TSMC set to report strong earnings fueled by AI boom


TAIPEI (Reuters) – Taiwan Semiconductor Manufacturing Co, the dominant producer of advanced chips used in artificial intelligence applications, is expected to report a 42% rise in third-quarter profit on Thursday thanks to increased demand.

The world’s largest contract chipmaker, whose clients include Apple and Nvidia, has benefited from a boom toward AI across a spectrum of industries.

TSMC will report a net profit of 300.1 billion Taiwan dollars ($9.33 billion) for the quarter ended Sept. 30, according to an LSEG SmartEstimate compiled by 23 analysts. SmartEstimates gives greater weight to forecasts from analysts who are more consistently accurate.

That estimate compares to third-quarter 2023 net income of C$211 billion.

TSMC last week reported an increase in Taiwan dollar-denominated third-quarter revenue, easily beating market expectations. It will provide fourth quarter revenue guidance in US dollars.
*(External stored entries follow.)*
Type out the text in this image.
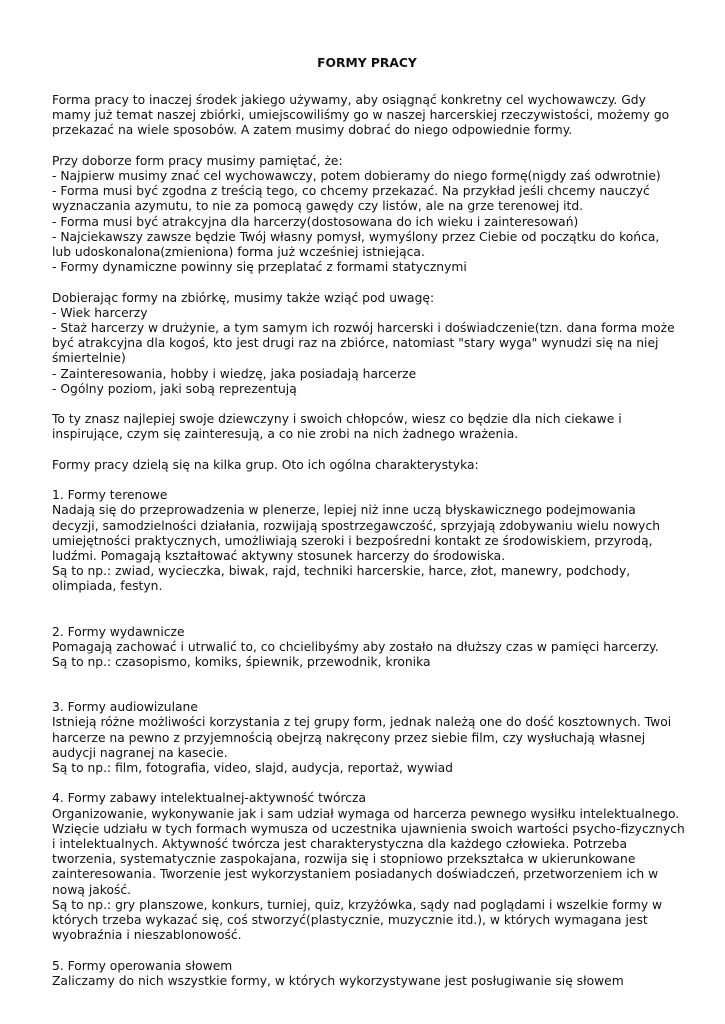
FORMY PRACY
Forma pracy to inaczej środek jakiego używamy, aby osiągnąć konkretny cel wychowawczy. Gdy
mamy już temat naszej zbiórki, umiejscowiliśmy go w naszej harcerskiej rzeczywistości, możemy go
przekazać na wiele sposobów. A zatem musimy dobrać do niego odpowiednie formy.
Przy doborze form pracy musimy pamiętać, że:
- Najpierw musimy znać cel wychowawczy, potem dobieramy do niego formę(nigdy zaś odwrotnie)
- Forma musi być zgodna z treścią tego, co chcemy przekazać. Na przykład jeśli chcemy nauczyć
wyznaczania azymutu, to nie za pomocą gawędy czy listów, ale na grze terenowej itd.
- Forma musi być atrakcyjna dla harcerzy(dostosowana do ich wieku i zainteresowań)
- Najciekawszy zawsze będzie Twój własny pomysł, wymyślony przez Ciebie od początku do końca,
lub udoskonalona(zmieniona) forma już wcześniej istniejąca.
- Formy dynamiczne powinny się przeplatać z formami statycznymi
Dobierając formy na zbiórkę, musimy także wziąć pod uwagę:
- Wiek harcerzy
- Staż harcerzy w drużynie, a tym samym ich rozwój harcerski i doświadczenie(tzn. dana forma może
być atrakcyjna dla kogoś, kto jest drugi raz na zbiórce, natomiast "stary wyga" wynudzi się na niej
śmiertelnie)
- Zainteresowania, hobby i wiedzę, jaka posiadają harcerze
- Ogólny poziom, jaki sobą reprezentują
To ty znasz najlepiej swoje dziewczyny i swoich chłopców, wiesz co będzie dla nich ciekawe i
inspirujące, czym się zainteresują, a co nie zrobi na nich żadnego wrażenia.
Formy pracy dzielą się na kilka grup. Oto ich ogólna charakterystyka:
1. Formy terenowe
Nadają się do przeprowadzenia w plenerze, lepiej niż inne uczą błyskawicznego podejmowania
decyzji, samodzielności działania, rozwijają spostrzegawczość, sprzyjają zdobywaniu wielu nowych
umiejętności praktycznych, umożliwiają szeroki i bezpośredni kontakt ze środowiskiem, przyrodą,
ludźmi. Pomagają kształtować aktywny stosunek harcerzy do środowiska.
Są to np.: zwiad, wycieczka, biwak, rajd, techniki harcerskie, harce, złot, manewry, podchody,
olimpiada, festyn.
2. Formy wydawnicze
Pomagają zachować i utrwalić to, co chcielibyśmy aby zostało na dłuższy czas w pamięci harcerzy.
Są to np.: czasopismo, komiks, śpiewnik, przewodnik, kronika
3. Formy audiowizulane
Istnieją różne możliwości korzystania z tej grupy form, jednak należą one do dość kosztownych. Twoi
harcerze na pewno z przyjemnością obejrzą nakręcony przez siebie film, czy wysłuchają własnej
audycji nagranej na kasecie.
Są to np.: film, fotografia, video, slajd, audycja, reportaż, wywiad
4. Formy zabawy intelektualnej-aktywność twórcza
Organizowanie, wykonywanie jak i sam udział wymaga od harcerza pewnego wysiłku intelektualnego.
Wzięcie udziału w tych formach wymusza od uczestnika ujawnienia swoich wartości psycho-fizycznych
i intelektualnych. Aktywność twórcza jest charakterystyczna dla każdego człowieka. Potrzeba
tworzenia, systematycznie zaspokajana, rozwija się i stopniowo przekształca w ukierunkowane
zainteresowania. Tworzenie jest wykorzystaniem posiadanych doświadczeń, przetworzeniem ich w
nową jakość.
Są to np.: gry planszowe, konkurs, turniej, quiz, krzyżówka, sądy nad poglądami i wszelkie formy w
których trzeba wykazać się, coś stworzyć(plastycznie, muzycznie itd.), w których wymagana jest
wyobraźnia i nieszablonowość.
5. Formy operowania słowem
Zaliczamy do nich wszystkie formy, w których wykorzystywane jest posługiwanie się słowem
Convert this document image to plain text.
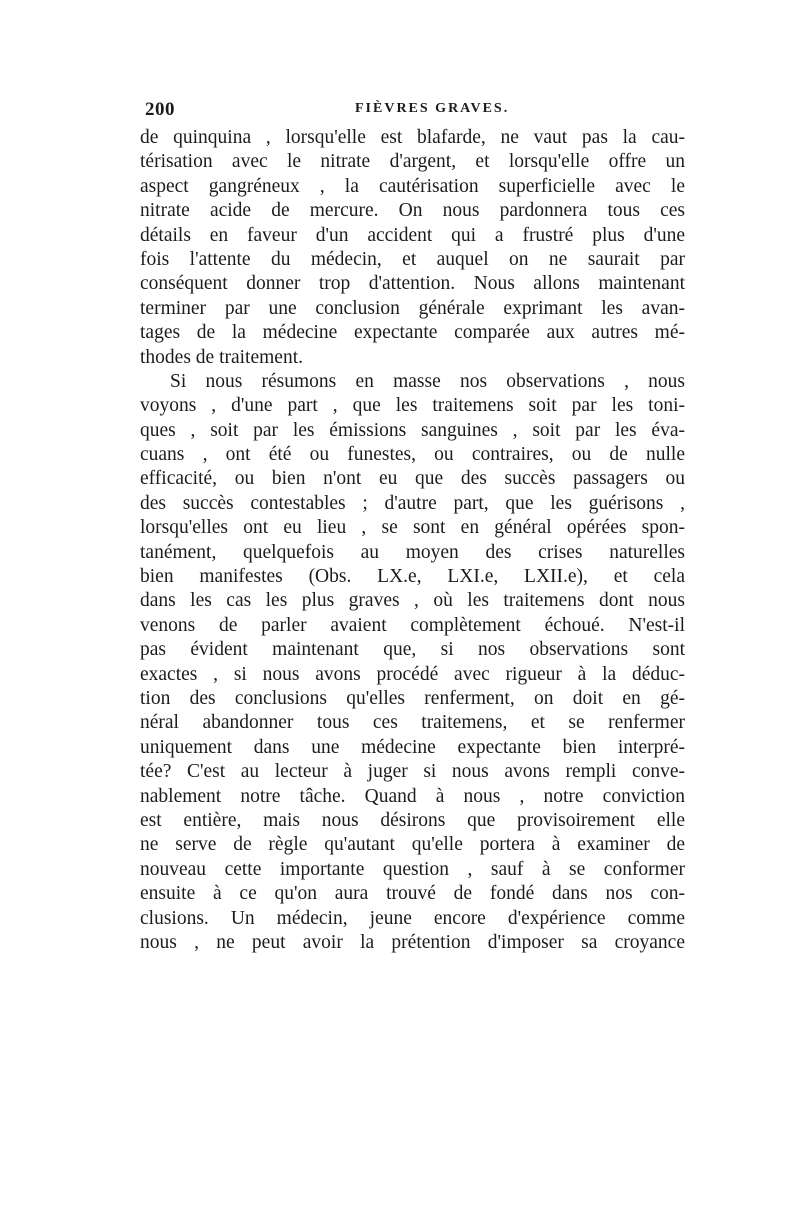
200	FIÈVRES GRAVES.
de quinquina , lorsqu'elle est blafarde, ne vaut pas la cau-
térisation avec le nitrate d'argent, et lorsqu'elle offre un
aspect gangréneux , la cautérisation superficielle avec le
nitrate acide de mercure. On nous pardonnera tous ces
détails en faveur d'un accident qui a frustré plus d'une
fois l'attente du médecin, et auquel on ne saurait par
conséquent donner trop d'attention. Nous allons maintenant
terminer par une conclusion générale exprimant les avan-
tages de la médecine expectante comparée aux autres mé-
thodes de traitement.
Si nous résumons en masse nos observations , nous
voyons , d'une part , que les traitemens soit par les toni-
ques , soit par les émissions sanguines , soit par les éva-
cuans , ont été ou funestes, ou contraires, ou de nulle
efficacité, ou bien n'ont eu que des succès passagers ou
des succès contestables ; d'autre part, que les guérisons ,
lorsqu'elles ont eu lieu , se sont en général opérées spon-
tanément, quelquefois au moyen des crises naturelles
bien manifestes (Obs. LX.e, LXI.e, LXII.e), et cela
dans les cas les plus graves , où les traitemens dont nous
venons de parler avaient complètement échoué. N'est-il
pas évident maintenant que, si nos observations sont
exactes , si nous avons procédé avec rigueur à la déduc-
tion des conclusions qu'elles renferment, on doit en gé-
néral abandonner tous ces traitemens, et se renfermer
uniquement dans une médecine expectante bien interpré-
tée? C'est au lecteur à juger si nous avons rempli conve-
nablement notre tâche. Quand à nous , notre conviction
est entière, mais nous désirons que provisoirement elle
ne serve de règle qu'autant qu'elle portera à examiner de
nouveau cette importante question , sauf à se conformer
ensuite à ce qu'on aura trouvé de fondé dans nos con-
clusions. Un médecin, jeune encore d'expérience comme
nous , ne peut avoir la prétention d'imposer sa croyance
However, on Tuesday, ASML, the world’s largest supplier of chip manufacturing equipment to companies like TSMC, forecast lower-than-expected sales and bookings for 2025 due to sustained weakness in parts of the chip market, leading to shares of the Dutch company to its biggest one-day drop since 1998. .

On Wednesday, TSMC shares closed down 2.3% at C$1,045, though not far from their all-time high of C$1,080 reached on July 11.

TSMC, in its quarterly results conference call starting at 0600 GMT on Thursday, will update its outlook for the current quarter and full year, including its capital spending, as it races to expand production.

The chipmaker is spending billions of dollars building new factories overseas, including $65 billion on three plants in the US state of Arizona, although it has said most manufacturing will remain in Taiwan. .

In its last earnings conference call in July, TSMC raised its full-year revenue forecast and adjusted its capital spending plans for this year to between $30 billion and $32 billion, compared with a previous forecast of $28 billion to $32 billion.

The second half of the year is traditionally the peak season for Taiwanese technology companies, which are racing to supply customers ahead of the end-of-year holiday season in major Western markets.

The rise of AI has helped boost the share price of Asia’s most valuable company, with Taipei-listed TSMC shares up 76% so far this year, compared with a gain of 28% for the market in general.

TSMC, known colloquially in Taiwan as the “sacred mountain that protects the country” for its pivotal role in Taiwan’s export-dependent economy, faces little competition, although both Intel and Samsung are trying to challenge its dominance.